In unknown territory, the neutral zone of the marriage of chaos and creativity, the “stiff-necked” Israelis were often unhappy. At one stage they complained about the manna they were provided with (entitlement thinking) and some took more and others less than their due (There are always takers and givers and some who try and even things out). Many refused to throw away their null and void tickets.  One command was to appoint leaders who were competent, trustworthy and not corrupt. Cool heads, strong nerves and fiery bellies are a prerequisite.

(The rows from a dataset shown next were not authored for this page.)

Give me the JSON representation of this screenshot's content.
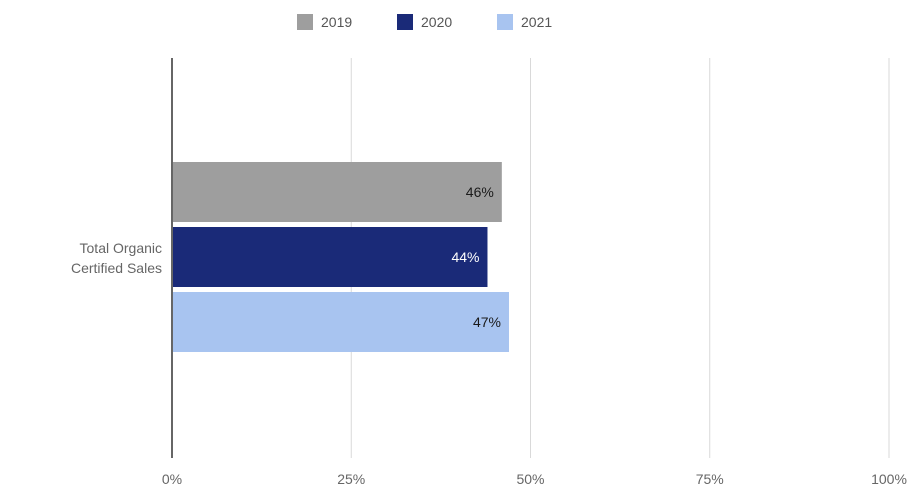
{
  "chart_data": {
    "type": "bar",
    "orientation": "horizontal",
    "categories": [
      "Total Organic Certified Sales"
    ],
    "category_label_lines": [
      [
        "Total Organic",
        "Certified Sales"
      ]
    ],
    "series": [
      {
        "name": "2019",
        "values": [
          46
        ],
        "labels": [
          "46%"
        ],
        "color": "#9e9e9e",
        "label_color": "#1a1a1a"
      },
      {
        "name": "2020",
        "values": [
          44
        ],
        "labels": [
          "44%"
        ],
        "color": "#1a2a78",
        "label_color": "#ffffff"
      },
      {
        "name": "2021",
        "values": [
          47
        ],
        "labels": [
          "47%"
        ],
        "color": "#a8c4f0",
        "label_color": "#1a1a1a"
      }
    ],
    "xlim": [
      0,
      100
    ],
    "x_ticks": [
      0,
      25,
      50,
      75,
      100
    ],
    "x_tick_labels": [
      "0%",
      "25%",
      "50%",
      "75%",
      "100%"
    ],
    "grid": true,
    "legend_position": "top-center",
    "title": "",
    "xlabel": "",
    "ylabel": ""
  }
}
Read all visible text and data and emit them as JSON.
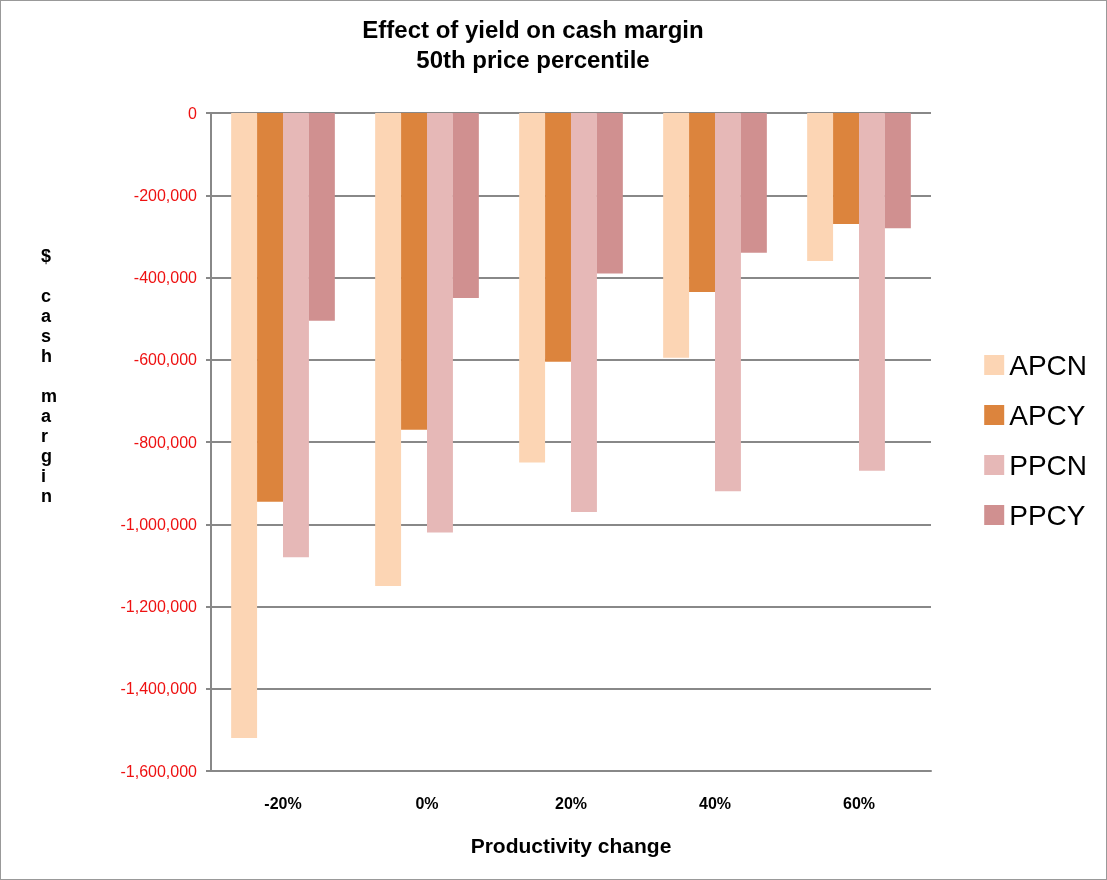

Inevitably mistakes are made and these need to be quickly acknowledged and fixed. (Agility)
There is temptation to backtrack, yet resilience, more appropriate skills and attitudes, innovations come about as we persevere with what is right. Harrison Owen has said that “High learning as an intentional way of life, begins with embracing chaos … To avoid chaos is to avoid growth, is to avoid life itself...”. 

As new beginnings emerge and the vision starts to become a new reality, challenges continue. Some scouts in the Israeli vanguard reported that menacing, fearful giants lived in the land ahead. Positive, determined thinking was needed. Moses wasn’t to enter the promised land. That task and privilege fell to Joshua.
Says William Bridges, 'Beginnings are a psychological phenomenon, not simply practical ones. In practical terms things change quickly... Beginnings follow the timing of the mind and the heart”. 

In this transition story the lessons are self-evident. As is the overall imperative to stick to the right path to implementing the right scenario. 

Who wants to be in a country or organisation of ostriches, Icaruses or lame ducks?! 

Let’s throw away those bus tickets that we no longer need.